Elizabeth Valandingham practiced law with Matt O’Donnell until the firm dissolved early this year, not long after O’Donnell was identified as the attorney in a state Attorney General’s sting operation that led to charges against five minor former public officials and candidates.
Valandingham was charged with lying about pay-to-play violations and faces up to ten years in prison for second-degree false representation for government contracts and second degree misconduct by a corporate official.
According to the Morristown Green, the state offered Valandingham a deal also included the loss of her law license and, a ten-year ban on pursuing public contracts, and a $250,000 fine.
O’Donnell has not been charged.
Valandingham’s attorney, Anthony J. Iacullo, told the New Jersey Globe in June that his client “denies all allegations contained within the criminal complaints.”
“Elizabeth looks forward to establishing her innocence in a court of law,” Iacullo said.
The attorney general’s office said that Valandingham was responsible for preparing and submitting proposals to government entities to secure legal services.
According to state prosecutors, Valandingham did not disclose campaign contributions made in Bloomfield or Mount Arlington, even though the firm had.
The state alleges that Valandingham, along with an unnamed co-conspirator – strongly believed to be O’Donnell — recruited friends and family members to act as straw donors.
The New Jersey Globe reported last December that an anonymous whistleblower contacted law enforcement in June 2017 about allegations that Donnell and Valandingham used straw donors to funnel money to local candidates he was pitching for tax appeal work.
The attorney general’s office effectively confirmed the report, saying that the firm used straw donors who would later be reimbursed in cash for their contributions in order to secure legal work.
The whistleblower told state and federal authorities that the two lawyers moved substantial amounts of money through relatives, employees and friends who have made large campaign contributions.
Valandingham’s sister, Vanessa Brown, and her brother-in-law, Christopher Brown, have contributed more than $107,000 to New Jersey candidates since 2010, according to records filed with the New Jersey Election Law Enforcement Commission.
Most of these contributions were in large amounts that appear to match some of the places where O’Donnell’s law firm, O’Donnell McCord, received legal work.

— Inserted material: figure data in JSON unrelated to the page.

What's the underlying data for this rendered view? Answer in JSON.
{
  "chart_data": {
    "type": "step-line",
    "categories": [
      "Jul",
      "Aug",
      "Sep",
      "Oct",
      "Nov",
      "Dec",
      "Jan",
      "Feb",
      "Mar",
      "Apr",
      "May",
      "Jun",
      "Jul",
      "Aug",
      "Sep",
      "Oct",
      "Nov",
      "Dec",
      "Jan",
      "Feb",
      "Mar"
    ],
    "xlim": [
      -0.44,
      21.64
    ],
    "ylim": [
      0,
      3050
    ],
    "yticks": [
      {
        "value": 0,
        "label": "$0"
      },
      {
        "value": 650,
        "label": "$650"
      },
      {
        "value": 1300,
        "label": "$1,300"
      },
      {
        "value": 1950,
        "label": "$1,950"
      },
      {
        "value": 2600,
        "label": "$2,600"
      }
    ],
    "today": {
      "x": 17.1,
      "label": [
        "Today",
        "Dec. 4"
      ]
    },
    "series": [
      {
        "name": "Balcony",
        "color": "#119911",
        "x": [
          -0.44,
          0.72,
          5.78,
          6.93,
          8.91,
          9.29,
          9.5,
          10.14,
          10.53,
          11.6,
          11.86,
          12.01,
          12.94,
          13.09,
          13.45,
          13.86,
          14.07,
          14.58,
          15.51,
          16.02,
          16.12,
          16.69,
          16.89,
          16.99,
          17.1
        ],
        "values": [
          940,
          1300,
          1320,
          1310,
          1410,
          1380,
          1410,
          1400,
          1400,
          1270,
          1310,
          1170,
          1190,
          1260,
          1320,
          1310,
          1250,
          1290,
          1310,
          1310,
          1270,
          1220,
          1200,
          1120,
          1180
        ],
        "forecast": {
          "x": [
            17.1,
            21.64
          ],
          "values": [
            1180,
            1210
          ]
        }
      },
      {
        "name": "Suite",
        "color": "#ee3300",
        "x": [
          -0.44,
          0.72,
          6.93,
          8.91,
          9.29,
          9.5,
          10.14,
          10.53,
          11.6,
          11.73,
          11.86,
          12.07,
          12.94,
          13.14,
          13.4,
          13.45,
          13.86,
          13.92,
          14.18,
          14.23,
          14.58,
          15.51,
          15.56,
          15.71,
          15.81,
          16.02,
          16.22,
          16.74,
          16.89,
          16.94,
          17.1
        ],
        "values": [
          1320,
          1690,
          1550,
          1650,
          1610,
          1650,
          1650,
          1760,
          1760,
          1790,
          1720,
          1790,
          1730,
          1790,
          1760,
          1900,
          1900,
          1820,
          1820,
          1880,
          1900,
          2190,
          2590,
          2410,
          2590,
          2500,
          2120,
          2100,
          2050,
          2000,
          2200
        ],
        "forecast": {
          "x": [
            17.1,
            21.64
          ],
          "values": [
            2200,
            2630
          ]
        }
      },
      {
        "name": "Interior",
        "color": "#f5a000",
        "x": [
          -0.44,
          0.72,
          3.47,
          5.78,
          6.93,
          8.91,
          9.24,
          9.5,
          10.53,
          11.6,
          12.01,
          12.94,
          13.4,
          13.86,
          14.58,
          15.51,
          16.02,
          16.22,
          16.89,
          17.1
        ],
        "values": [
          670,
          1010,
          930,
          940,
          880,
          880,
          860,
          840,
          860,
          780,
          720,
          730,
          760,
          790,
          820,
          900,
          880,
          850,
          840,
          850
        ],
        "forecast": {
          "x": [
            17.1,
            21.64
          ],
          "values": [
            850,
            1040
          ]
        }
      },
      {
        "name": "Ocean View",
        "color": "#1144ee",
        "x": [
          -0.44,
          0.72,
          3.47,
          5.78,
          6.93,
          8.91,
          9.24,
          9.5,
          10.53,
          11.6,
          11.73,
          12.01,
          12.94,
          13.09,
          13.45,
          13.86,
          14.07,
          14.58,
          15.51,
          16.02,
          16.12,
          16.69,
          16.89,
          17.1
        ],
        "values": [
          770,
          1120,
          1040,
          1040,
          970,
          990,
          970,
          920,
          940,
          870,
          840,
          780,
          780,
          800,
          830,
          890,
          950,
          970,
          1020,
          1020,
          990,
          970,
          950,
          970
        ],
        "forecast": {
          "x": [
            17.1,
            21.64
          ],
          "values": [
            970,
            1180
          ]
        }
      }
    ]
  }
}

Vanessa Brown lists her occupation as an artist and her residence as garden apartment in Verona. Her husband, who works for IBEW Local 102, uses an Elmwood Park address on ELEC reports. In one instance — for a contribution to Monmouth County Freeholder Thomas Arnone – Christopher Brown lists his employer as O’Donnell McCord and uses the law firm address.
Vanessa Brown contributed $2,600 to the Morris GOP, over $15,000 to the Bloomfield Democrats and their candidates, $500 to Monmouth County GOP Chairman Shaun Golden, and $2,600 to Morristown Mayor Tim Dougherty.
She contributed over $10,000 to Fulop.
Christopher Brown send nearly $8,000 to Bloomfield, $2,500 to Fulop-connected committees, $2,600 to the Monmouth County Republicans, and $2,600 to Phil Murphy’s campaign for governor.
Richard Balanzategui, who works at the Hackensack Home Depot, has also made thousands in political contributions. He is married to another one of Valandingham’s sisters and in some contributions – including $1,500 to the Monmouth GOP – he listed O’Donnell McCord as his employer.
O’Donnell connected donors also sent more than $8,000 to West Caldwell Mayor Joseph Tempesta, a Republican who rarely faces a Democratic opponent. Large contributions were also made in West Orange.
Another contributor connected to O’Donnell, Erin O’Reilly, donated more than $33,000 to most of the same candidates as the others.
The charges against Valandingham are not related to bribery allegations made against the five former officials or candidates, the attorney general’s office said.